10 of 10 people found the following review helpful:
4.0 out of 5 stars
Still a Classic Compendium of Primary Sources, September 13, 2005
This review is from: The Hindu Tradition: Readings in Oriental Thought (Mass Market Paperback)
Although this work first came out in 1972 (and still bears the unfortunate word "Oriental" in the subtitle, which is very misleading for a book about South Asia), it retains its relevance and usefulness, especially if you are seeking a book to accompany a course on ancient and medieval India. As a professor of South Asian history, I have used this work several times in the first half of a two-part survey of Indian history, and my students have found it comprehensible, readable, and very useful for writing papers. It contains well-selected excerpts from most of the major texts you are likely to discuss in a survey course: the Vedas, the Dharmashastras, the Arthashastra, Kama Sutra, Bhagavad Gita, and so forth - right through to the Mughal period. Unlike a lot of recently-published "document readers," it is not a compendium of obscure and unusable primary sources which were selected only because they were available without copyright restrictions! No, every page of this inexpensive little gem of a book is pedagogically useful, and students will find that Indian terms used in it are clearly and carefully defined.

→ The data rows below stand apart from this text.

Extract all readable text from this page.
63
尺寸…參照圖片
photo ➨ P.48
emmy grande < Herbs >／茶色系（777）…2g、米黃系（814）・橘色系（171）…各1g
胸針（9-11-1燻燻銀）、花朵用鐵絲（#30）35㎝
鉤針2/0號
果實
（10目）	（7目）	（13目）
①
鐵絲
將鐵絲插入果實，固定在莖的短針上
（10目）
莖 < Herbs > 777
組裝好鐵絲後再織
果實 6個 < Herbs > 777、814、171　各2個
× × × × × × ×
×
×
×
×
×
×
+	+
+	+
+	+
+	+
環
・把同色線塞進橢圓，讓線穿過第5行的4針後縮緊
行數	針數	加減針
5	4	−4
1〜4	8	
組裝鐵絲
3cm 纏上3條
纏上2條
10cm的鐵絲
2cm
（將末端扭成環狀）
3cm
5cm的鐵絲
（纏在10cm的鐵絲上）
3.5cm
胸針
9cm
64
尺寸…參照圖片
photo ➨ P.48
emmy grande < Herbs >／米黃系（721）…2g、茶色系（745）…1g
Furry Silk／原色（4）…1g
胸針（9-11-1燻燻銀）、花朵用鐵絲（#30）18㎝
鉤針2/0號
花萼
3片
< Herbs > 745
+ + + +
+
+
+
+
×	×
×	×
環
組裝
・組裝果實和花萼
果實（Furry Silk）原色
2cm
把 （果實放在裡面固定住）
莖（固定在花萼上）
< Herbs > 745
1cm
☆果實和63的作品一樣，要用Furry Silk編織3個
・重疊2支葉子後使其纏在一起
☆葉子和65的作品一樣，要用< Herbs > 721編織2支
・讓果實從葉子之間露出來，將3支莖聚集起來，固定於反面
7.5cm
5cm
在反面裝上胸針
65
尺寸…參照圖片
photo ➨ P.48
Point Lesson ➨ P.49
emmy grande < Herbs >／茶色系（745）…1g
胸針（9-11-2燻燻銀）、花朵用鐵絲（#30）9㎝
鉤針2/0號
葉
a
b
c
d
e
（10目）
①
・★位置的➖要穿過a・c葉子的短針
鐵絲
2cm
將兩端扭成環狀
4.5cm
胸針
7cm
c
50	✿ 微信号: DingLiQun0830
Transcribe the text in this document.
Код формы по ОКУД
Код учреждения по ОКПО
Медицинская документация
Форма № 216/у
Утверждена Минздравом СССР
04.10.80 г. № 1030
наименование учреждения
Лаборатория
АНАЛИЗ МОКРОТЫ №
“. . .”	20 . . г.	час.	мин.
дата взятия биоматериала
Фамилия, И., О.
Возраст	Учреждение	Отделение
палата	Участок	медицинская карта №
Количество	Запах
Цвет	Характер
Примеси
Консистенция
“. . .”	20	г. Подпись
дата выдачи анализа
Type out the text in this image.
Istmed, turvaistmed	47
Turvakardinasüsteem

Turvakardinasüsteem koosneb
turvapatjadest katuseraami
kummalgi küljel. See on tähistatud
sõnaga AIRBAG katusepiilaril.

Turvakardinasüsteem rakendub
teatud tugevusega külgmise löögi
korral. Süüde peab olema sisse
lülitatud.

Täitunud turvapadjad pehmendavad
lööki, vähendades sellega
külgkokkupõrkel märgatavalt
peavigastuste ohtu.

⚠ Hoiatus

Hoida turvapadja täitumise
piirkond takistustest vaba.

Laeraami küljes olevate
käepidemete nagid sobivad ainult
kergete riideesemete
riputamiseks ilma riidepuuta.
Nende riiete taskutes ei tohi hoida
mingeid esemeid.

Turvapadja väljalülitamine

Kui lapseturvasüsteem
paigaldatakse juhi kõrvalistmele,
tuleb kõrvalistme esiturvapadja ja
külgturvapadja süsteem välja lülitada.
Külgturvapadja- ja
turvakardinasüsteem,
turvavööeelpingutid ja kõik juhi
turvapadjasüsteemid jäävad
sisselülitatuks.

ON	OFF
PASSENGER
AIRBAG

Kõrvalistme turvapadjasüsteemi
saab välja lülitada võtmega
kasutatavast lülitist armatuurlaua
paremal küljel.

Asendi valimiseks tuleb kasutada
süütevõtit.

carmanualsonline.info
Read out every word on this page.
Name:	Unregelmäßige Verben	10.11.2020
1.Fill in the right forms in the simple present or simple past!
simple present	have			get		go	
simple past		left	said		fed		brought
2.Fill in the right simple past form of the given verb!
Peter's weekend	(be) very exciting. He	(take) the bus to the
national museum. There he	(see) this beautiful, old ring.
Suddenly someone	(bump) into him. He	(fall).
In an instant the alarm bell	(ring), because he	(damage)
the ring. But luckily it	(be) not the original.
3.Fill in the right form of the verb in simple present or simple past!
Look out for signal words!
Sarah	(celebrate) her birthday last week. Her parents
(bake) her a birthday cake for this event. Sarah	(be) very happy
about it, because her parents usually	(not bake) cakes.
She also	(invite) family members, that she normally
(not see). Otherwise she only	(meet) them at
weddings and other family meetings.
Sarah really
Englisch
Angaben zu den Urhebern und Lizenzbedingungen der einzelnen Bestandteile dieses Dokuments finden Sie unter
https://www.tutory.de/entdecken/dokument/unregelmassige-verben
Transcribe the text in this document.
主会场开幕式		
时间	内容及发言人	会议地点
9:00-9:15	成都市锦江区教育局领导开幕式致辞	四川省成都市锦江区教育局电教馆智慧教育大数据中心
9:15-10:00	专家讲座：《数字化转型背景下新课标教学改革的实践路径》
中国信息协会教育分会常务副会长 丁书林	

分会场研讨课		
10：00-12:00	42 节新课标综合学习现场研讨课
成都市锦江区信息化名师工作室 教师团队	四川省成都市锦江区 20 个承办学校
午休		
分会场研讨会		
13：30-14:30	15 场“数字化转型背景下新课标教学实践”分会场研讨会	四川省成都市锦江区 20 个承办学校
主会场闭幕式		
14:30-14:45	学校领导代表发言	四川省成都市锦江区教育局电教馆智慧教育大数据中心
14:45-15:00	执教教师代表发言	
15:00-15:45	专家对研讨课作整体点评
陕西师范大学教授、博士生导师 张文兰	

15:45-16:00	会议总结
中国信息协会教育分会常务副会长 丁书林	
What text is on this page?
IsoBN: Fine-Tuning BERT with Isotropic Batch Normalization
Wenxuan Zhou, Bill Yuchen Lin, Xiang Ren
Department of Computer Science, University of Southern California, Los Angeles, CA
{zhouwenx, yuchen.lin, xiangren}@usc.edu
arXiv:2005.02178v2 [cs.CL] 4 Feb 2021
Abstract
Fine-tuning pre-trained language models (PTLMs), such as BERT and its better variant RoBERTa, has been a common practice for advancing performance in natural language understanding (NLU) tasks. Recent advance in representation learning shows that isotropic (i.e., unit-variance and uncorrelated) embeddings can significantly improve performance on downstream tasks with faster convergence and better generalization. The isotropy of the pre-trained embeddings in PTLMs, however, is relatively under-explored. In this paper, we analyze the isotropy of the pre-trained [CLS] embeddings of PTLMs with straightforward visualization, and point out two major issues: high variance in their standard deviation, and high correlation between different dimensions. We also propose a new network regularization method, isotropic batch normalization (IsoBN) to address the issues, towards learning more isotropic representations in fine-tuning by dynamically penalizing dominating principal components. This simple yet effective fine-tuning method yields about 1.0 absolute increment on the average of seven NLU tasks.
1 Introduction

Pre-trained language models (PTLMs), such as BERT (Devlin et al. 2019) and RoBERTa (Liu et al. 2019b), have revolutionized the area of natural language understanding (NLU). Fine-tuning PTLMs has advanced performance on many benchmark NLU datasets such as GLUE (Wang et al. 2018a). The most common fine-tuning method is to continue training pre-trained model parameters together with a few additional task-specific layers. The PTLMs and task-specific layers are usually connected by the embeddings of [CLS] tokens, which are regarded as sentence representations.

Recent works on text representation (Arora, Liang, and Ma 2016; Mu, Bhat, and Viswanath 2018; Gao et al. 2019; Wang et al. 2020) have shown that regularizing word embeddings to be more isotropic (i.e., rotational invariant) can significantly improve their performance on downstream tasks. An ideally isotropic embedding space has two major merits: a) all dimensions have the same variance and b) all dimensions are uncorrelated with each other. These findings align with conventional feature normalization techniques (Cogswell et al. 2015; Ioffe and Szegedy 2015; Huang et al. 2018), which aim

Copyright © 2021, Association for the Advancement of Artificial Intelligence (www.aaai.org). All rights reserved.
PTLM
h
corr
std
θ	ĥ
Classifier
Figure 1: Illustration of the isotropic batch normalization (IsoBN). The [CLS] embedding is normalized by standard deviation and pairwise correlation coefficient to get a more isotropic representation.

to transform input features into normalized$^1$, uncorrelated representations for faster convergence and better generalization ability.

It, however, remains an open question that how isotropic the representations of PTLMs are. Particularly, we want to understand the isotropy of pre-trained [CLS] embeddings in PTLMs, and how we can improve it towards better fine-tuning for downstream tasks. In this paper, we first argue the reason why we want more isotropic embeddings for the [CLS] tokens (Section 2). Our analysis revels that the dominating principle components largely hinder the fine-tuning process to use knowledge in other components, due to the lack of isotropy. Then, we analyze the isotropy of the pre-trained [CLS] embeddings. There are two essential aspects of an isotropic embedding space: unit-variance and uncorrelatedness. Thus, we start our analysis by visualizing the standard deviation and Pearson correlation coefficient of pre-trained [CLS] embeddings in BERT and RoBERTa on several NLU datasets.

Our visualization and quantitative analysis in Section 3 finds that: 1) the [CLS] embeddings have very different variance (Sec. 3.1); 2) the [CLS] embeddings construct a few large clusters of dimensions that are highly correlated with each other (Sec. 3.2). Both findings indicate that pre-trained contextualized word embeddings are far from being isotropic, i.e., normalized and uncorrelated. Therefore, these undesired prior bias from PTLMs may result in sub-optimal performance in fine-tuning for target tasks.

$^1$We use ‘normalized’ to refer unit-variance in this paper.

Praises given, there are a few drawbacks to this book, apart from the unfortunate title: it represents the elite Hindu tradition almost exclusively, and it fails to integrate in any clear fashion the Islamic tradition that played such a major role in shaping the "Hindu" tradition of South Asia after about 1100 CE. A new edition of this work, properly edited, would be a fantastic addition to the field of South Asian Studies and History, which currently suffers from a plethora of recently-published general histories, most of which are terribly dry, poorly-organized, badly-edited, hastily-knocked off volumes, some riddled with factual errors, that will have your students in a state of mutiny in no time. Embree and Bary are old masters of the field, and this particular book if one of their greatest achievements.